FOR ALL OF Portland's soul-searching about free speech and compassion, it's still crazy easy to ban homeless people from sitting on the sidewalk.

If the Portland Bureau of Transportation (PBOT) decides a stretch of downtown sidewalk is too busy, or too narrow, or too near transit, it can declare that segment off limits—no sitting or lying at all from 7 am to 9 pm. Move along.

In fact, PBOT's about to do that.

Beginning on July 1, eight new block faces in downtown Portland will be officially off limits as daytime seating. They include stretches where the Blue and Red MAX lines slice through downtown, the entire perimeter of the food cart pod at SW 10th and Alder, and the NW Couch side of Powell's City of Books.

It's the type of city hall fiat that usually throws advocates and civil liberties types into fits. The fact that that's not happening this time around says a lot about PBOT's process.

Since last year, the Portland Business Alliance has been pushing for the city to dramatically increase the places people can't sit. From the roughly 30 downtown block faces where sitting is currently prohibited, the PBA was asking for a total of about 120—changes that would have pushed people out of downtown's most bustling corridors to places where they wouldn't offend workaday folks and tourists ["Blocked Out," News, Nov 26, 2014].

PBOT staffers dismissed most of the PBA's requests, finding roughly two-thirds of them didn't pass muster for the types of safety concerns it looks for. Then the bureau went to homeless advocates to talk about the 33 expansions it was considering, and pared it down to eight it'll put into effect next month.

The advocates I spoke with were pleased with that sequence of events. Street Roots Executive Director Israel Bayer, for example, says he "felt like PBOT created a process that looked at sidewalks through the lens of actual pedestrian safety and not through the lens of panhandling or people experiencing homelessness."

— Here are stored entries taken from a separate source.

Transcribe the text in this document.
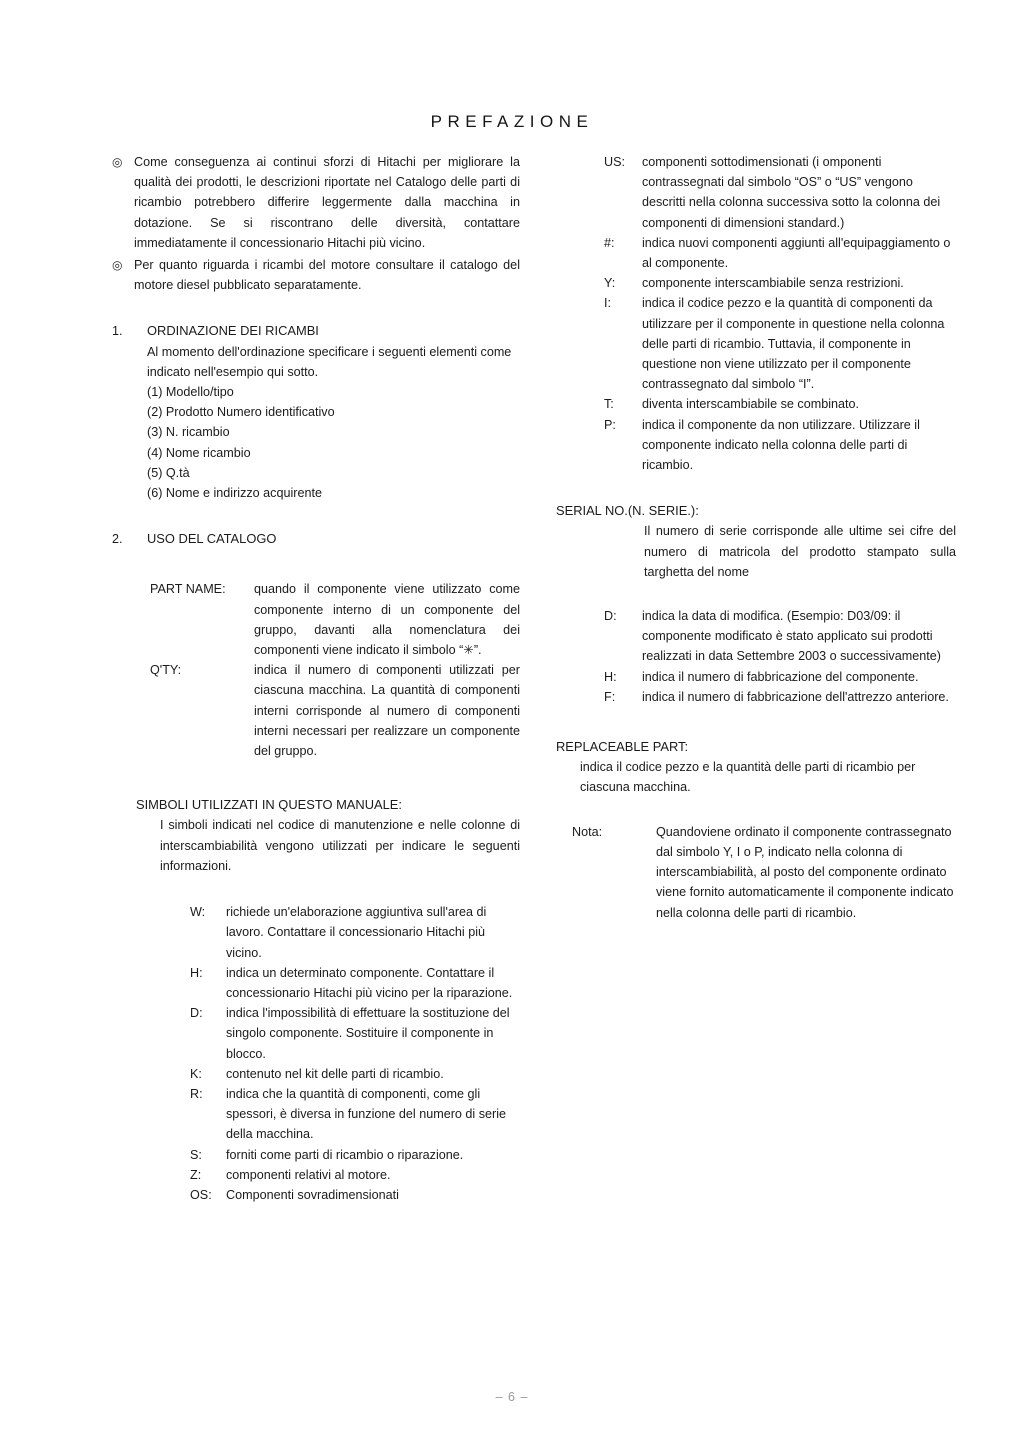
PREFAZIONE
◎ Come conseguenza ai continui sforzi di Hitachi per migliorare la qualità dei prodotti, le descrizioni riportate nel Catalogo delle parti di ricambio potrebbero differire leggermente dalla macchina in dotazione. Se si riscontrano delle diversità, contattare immediatamente il concessionario Hitachi più vicino.
◎ Per quanto riguarda i ricambi del motore consultare il catalogo del motore diesel pubblicato separatamente.
1.	ORDINAZIONE DEI RICAMBI
Al momento dell'ordinazione specificare i seguenti elementi come indicato nell'esempio qui sotto.
(1) Modello/tipo
(2) Prodotto Numero identificativo
(3) N. ricambio
(4) Nome ricambio
(5) Q.tà
(6) Nome e indirizzo acquirente
2.	USO DEL CATALOGO
PART NAME:	quando il componente viene utilizzato come componente interno di un componente del gruppo, davanti alla nomenclatura dei componenti viene indicato il simbolo “✳”.
Q'TY:	indica il numero di componenti utilizzati per ciascuna macchina. La quantità di componenti interni corrisponde al numero di componenti interni necessari per realizzare un componente del gruppo.
SIMBOLI UTILIZZATI IN QUESTO MANUALE:
I simboli indicati nel codice di manutenzione e nelle colonne di interscambiabilità vengono utilizzati per indicare le seguenti informazioni.
W:	richiede un'elaborazione aggiuntiva sull'area di lavoro. Contattare il concessionario Hitachi più vicino.
H:	indica un determinato componente. Contattare il concessionario Hitachi più vicino per la riparazione.
D:	indica l'impossibilità di effettuare la sostituzione del singolo componente. Sostituire il componente in blocco.
K:	contenuto nel kit delle parti di ricambio.
R:	indica che la quantità di componenti, come gli spessori, è diversa in funzione del numero di serie della macchina.
S:	forniti come parti di ricambio o riparazione.
Z:	componenti relativi al motore.
OS:	Componenti sovradimensionati
US:	componenti sottodimensionati (i omponenti contrassegnati dal simbolo “OS” o “US” vengono descritti nella colonna successiva sotto la colonna dei componenti di dimensioni standard.)
#:	indica nuovi componenti aggiunti all'equipaggiamento o al componente.
Y:	componente interscambiabile senza restrizioni.
I:	indica il codice pezzo e la quantità di componenti da utilizzare per il componente in questione nella colonna delle parti di ricambio. Tuttavia, il componente in questione non viene utilizzato per il componente contrassegnato dal simbolo “I”.
T:	diventa interscambiabile se combinato.
P:	indica il componente da non utilizzare. Utilizzare il componente indicato nella colonna delle parti di ricambio.
SERIAL NO.(N. SERIE.):
Il numero di serie corrisponde alle ultime sei cifre del numero di matricola del prodotto stampato sulla targhetta del nome
D:	indica la data di modifica. (Esempio: D03/09: il componente modificato è stato applicato sui prodotti realizzati in data Settembre 2003 o successivamente)
H:	indica il numero di fabbricazione del componente.
F:	indica il numero di fabbricazione dell'attrezzo anteriore.
REPLACEABLE PART:
indica il codice pezzo e la quantità delle parti di ricambio per ciascuna macchina.
Nota:	Quandoviene ordinato il componente contrassegnato dal simbolo Y, I o P, indicato nella colonna di interscambiabilità, al posto del componente ordinato viene fornito automaticamente il componente indicato nella colonna delle parti di ricambio.
– 6 –
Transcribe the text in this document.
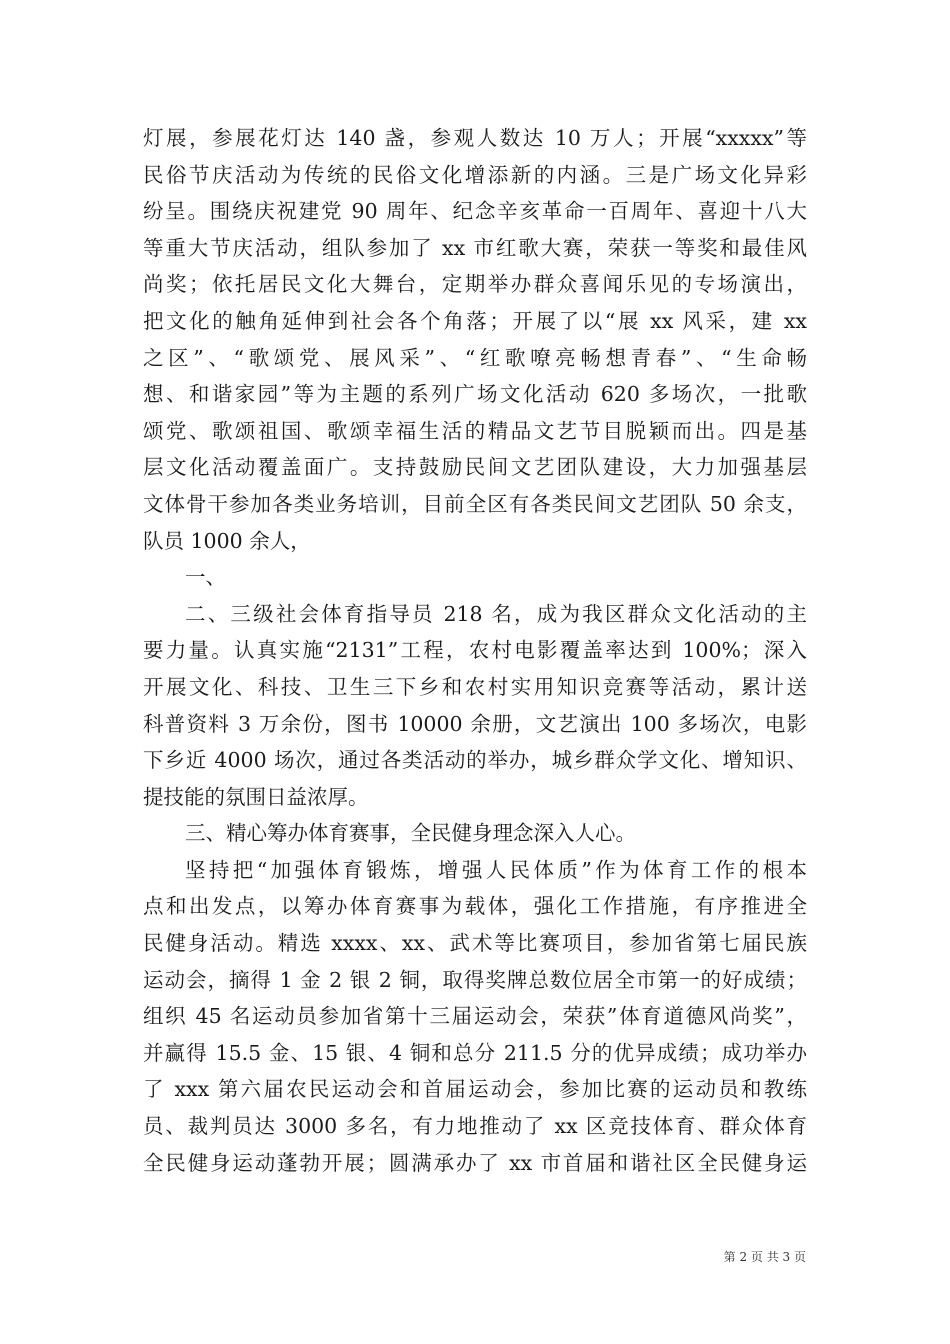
灯展，参展花灯达 140 盏，参观人数达 10 万人；开展“xxxxx”等
民俗节庆活动为传统的民俗文化增添新的内涵。三是广场文化异彩
纷呈。围绕庆祝建党 90 周年、纪念辛亥革命一百周年、喜迎十八大
等重大节庆活动，组队参加了 xx 市红歌大赛，荣获一等奖和最佳风
尚奖；依托居民文化大舞台，定期举办群众喜闻乐见的专场演出，
把文化的触角延伸到社会各个角落；开展了以“展 xx 风采，建 xx
之区”、“歌颂党、展风采”、“红歌嘹亮畅想青春”、“生命畅
想、和谐家园”等为主题的系列广场文化活动 620 多场次，一批歌
颂党、歌颂祖国、歌颂幸福生活的精品文艺节目脱颖而出。四是基
层文化活动覆盖面广。支持鼓励民间文艺团队建设，大力加强基层
文体骨干参加各类业务培训，目前全区有各类民间文艺团队 50 余支，
队员 1000 余人，
一、
二、三级社会体育指导员 218 名，成为我区群众文化活动的主
要力量。认真实施“2131”工程，农村电影覆盖率达到 100%；深入
开展文化、科技、卫生三下乡和农村实用知识竞赛等活动，累计送
科普资料 3 万余份，图书 10000 余册，文艺演出 100 多场次，电影
下乡近 4000 场次，通过各类活动的举办，城乡群众学文化、增知识、
提技能的氛围日益浓厚。
三、精心筹办体育赛事，全民健身理念深入人心。
坚持把“加强体育锻炼，增强人民体质”作为体育工作的根本
点和出发点，以筹办体育赛事为载体，强化工作措施，有序推进全
民健身活动。精选 xxxx、xx、武术等比赛项目，参加省第七届民族
运动会，摘得 1 金 2 银 2 铜，取得奖牌总数位居全市第一的好成绩；
组织 45 名运动员参加省第十三届运动会，荣获”体育道德风尚奖”，
并赢得 15.5 金、15 银、4 铜和总分 211.5 分的优异成绩；成功举办
了 xxx 第六届农民运动会和首届运动会，参加比赛的运动员和教练
员、裁判员达 3000 多名，有力地推动了 xx 区竞技体育、群众体育
全民健身运动蓬勃开展；圆满承办了 xx 市首届和谐社区全民健身运
第 2 页 共 3 页
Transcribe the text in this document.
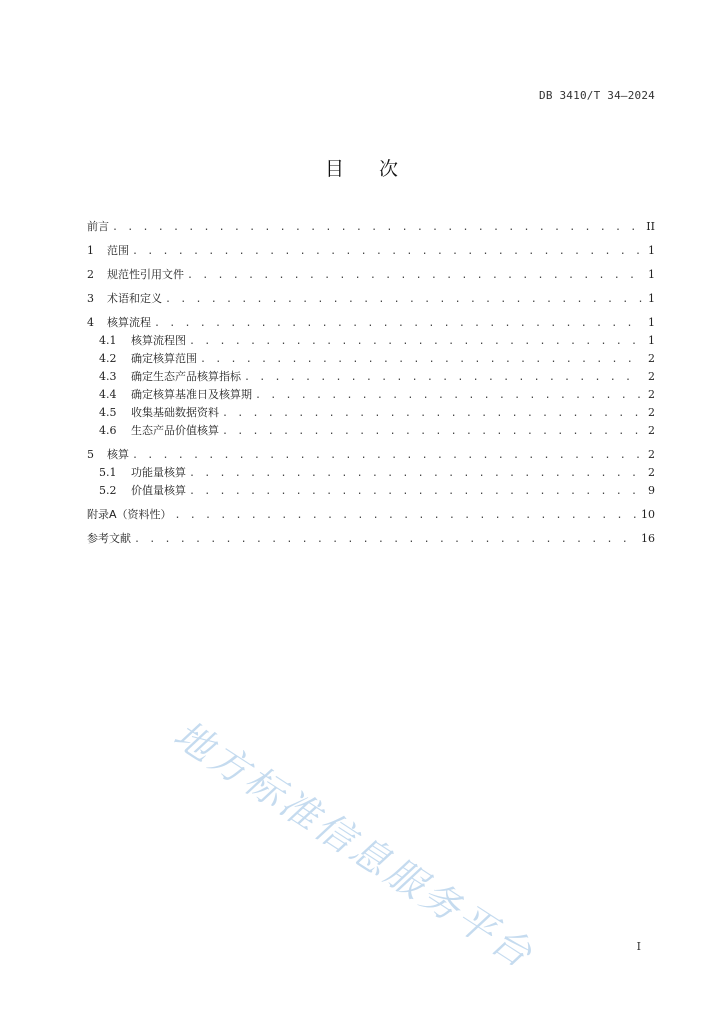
DB 3410/T 34—2024
目 次
前言 . . .	II
1	范围 . . .	1
2	规范性引用文件 . . .	1
3	术语和定义 . . .	1
4	核算流程 . . .	1
4.1	核算流程图 . . .	1
4.2	确定核算范围 . . .	2
4.3	确定生态产品核算指标 . . .	2
4.4	确定核算基准日及核算期 . . .	2
4.5	收集基础数据资料 . . .	2
4.6	生态产品价值核算 . . .	2
5	核算 . . .	2
5.1	功能量核算 . . .	2
5.2	价值量核算 . . .	9
附录A（资料性） . . .	10
参考文献 . . .	16
地方标准信息服务平台	I
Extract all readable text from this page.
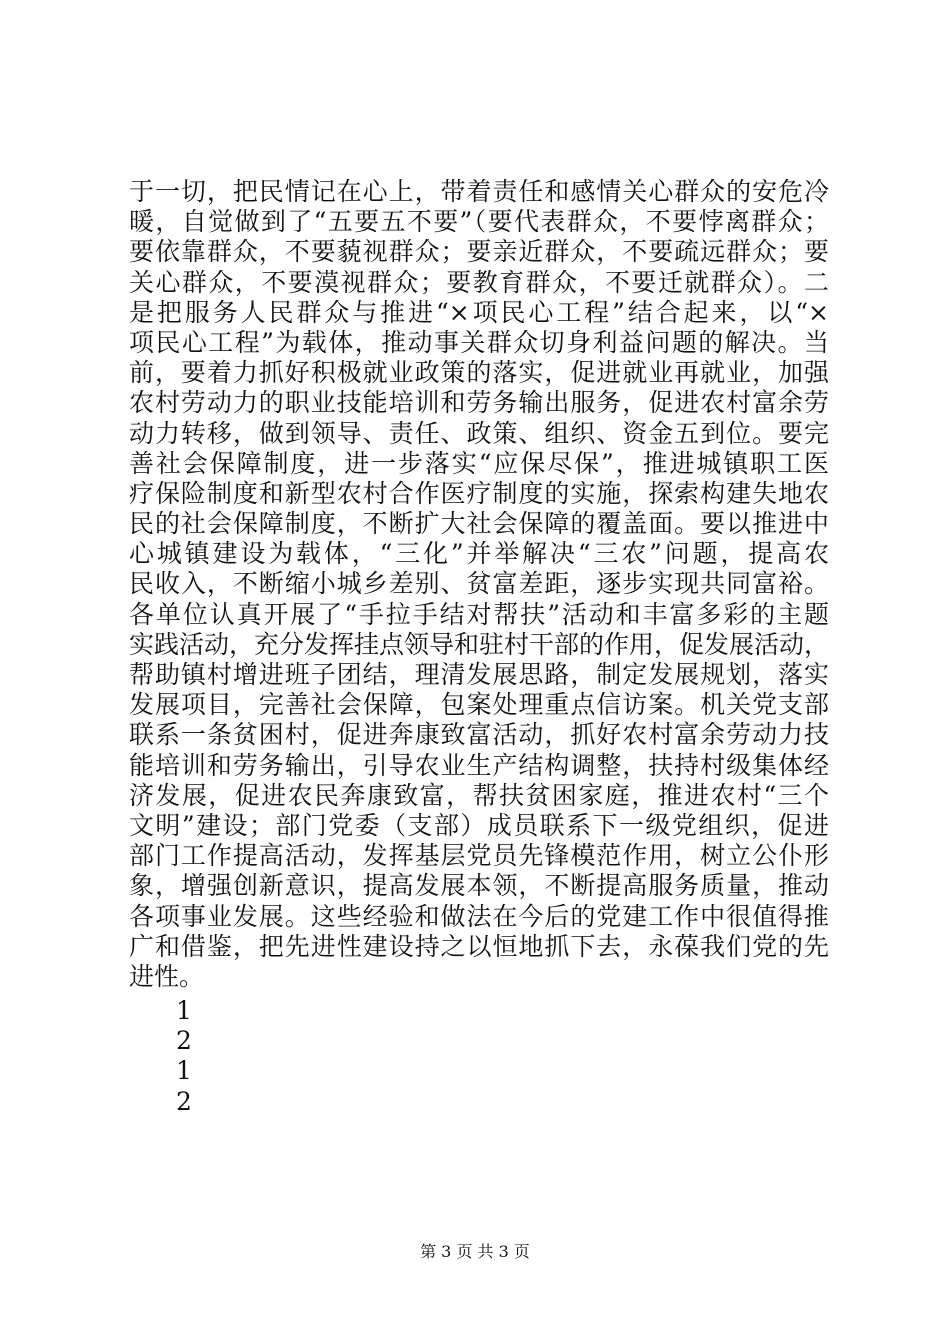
于一切，把民情记在心上，带着责任和感情关心群众的安危冷
暖，自觉做到了“五要五不要”（要代表群众，不要悖离群众；
要依靠群众，不要藐视群众；要亲近群众，不要疏远群众；要
关心群众，不要漠视群众；要教育群众，不要迁就群众）。二
是把服务人民群众与推进“×项民心工程”结合起来，以“×
项民心工程”为载体，推动事关群众切身利益问题的解决。当
前，要着力抓好积极就业政策的落实，促进就业再就业，加强
农村劳动力的职业技能培训和劳务输出服务，促进农村富余劳
动力转移，做到领导、责任、政策、组织、资金五到位。要完
善社会保障制度，进一步落实“应保尽保”，推进城镇职工医
疗保险制度和新型农村合作医疗制度的实施，探索构建失地农
民的社会保障制度，不断扩大社会保障的覆盖面。要以推进中
心城镇建设为载体，“三化”并举解决“三农”问题，提高农
民收入，不断缩小城乡差别、贫富差距，逐步实现共同富裕。
各单位认真开展了“手拉手结对帮扶”活动和丰富多彩的主题
实践活动，充分发挥挂点领导和驻村干部的作用，促发展活动，
帮助镇村增进班子团结，理清发展思路，制定发展规划，落实
发展项目，完善社会保障，包案处理重点信访案。机关党支部
联系一条贫困村，促进奔康致富活动，抓好农村富余劳动力技
能培训和劳务输出，引导农业生产结构调整，扶持村级集体经
济发展，促进农民奔康致富，帮扶贫困家庭，推进农村“三个
文明”建设；部门党委（支部）成员联系下一级党组织，促进
部门工作提高活动，发挥基层党员先锋模范作用，树立公仆形
象，增强创新意识，提高发展本领，不断提高服务质量，推动
各项事业发展。这些经验和做法在今后的党建工作中很值得推
广和借鉴，把先进性建设持之以恒地抓下去，永葆我们党的先
进性。
1
2
1
2
第 3 页 共 3 页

Which is great—precisely how PBOT should be making these calls. But it's still unclear how pressing the city's safety concerns are. The bureau couldn't offer up a list of complaints or documented situations where sitting had caused difficulties at these sites. There was talk of one incident where a pedestrian had strayed into a tree planter and fallen down, but Bryan Hockaday, a staffer for Transportation Commissioner Steve Novick, said he couldn't discuss whether that was sidewalk-sitting-related (it might be the subject of a lawsuit, of course).

During a recent lunch hour, I visited each of the eight blocks the city plans to ordain as sit-free. They are all relatively shady amid the afternoon heat. Three of the blocks include MAX stops, and you can see why it could be inconvenient for people to be seated there. The food cart pod was doing a brisk business as always, making it hard to navigate. The sidewalk outside of Powell's was fairly quiet.

Were there people seated on the sidewalk? Yep. Two women near the food cart pod. Eating their lunch on the curb.

Don't try that shit next month, ladies.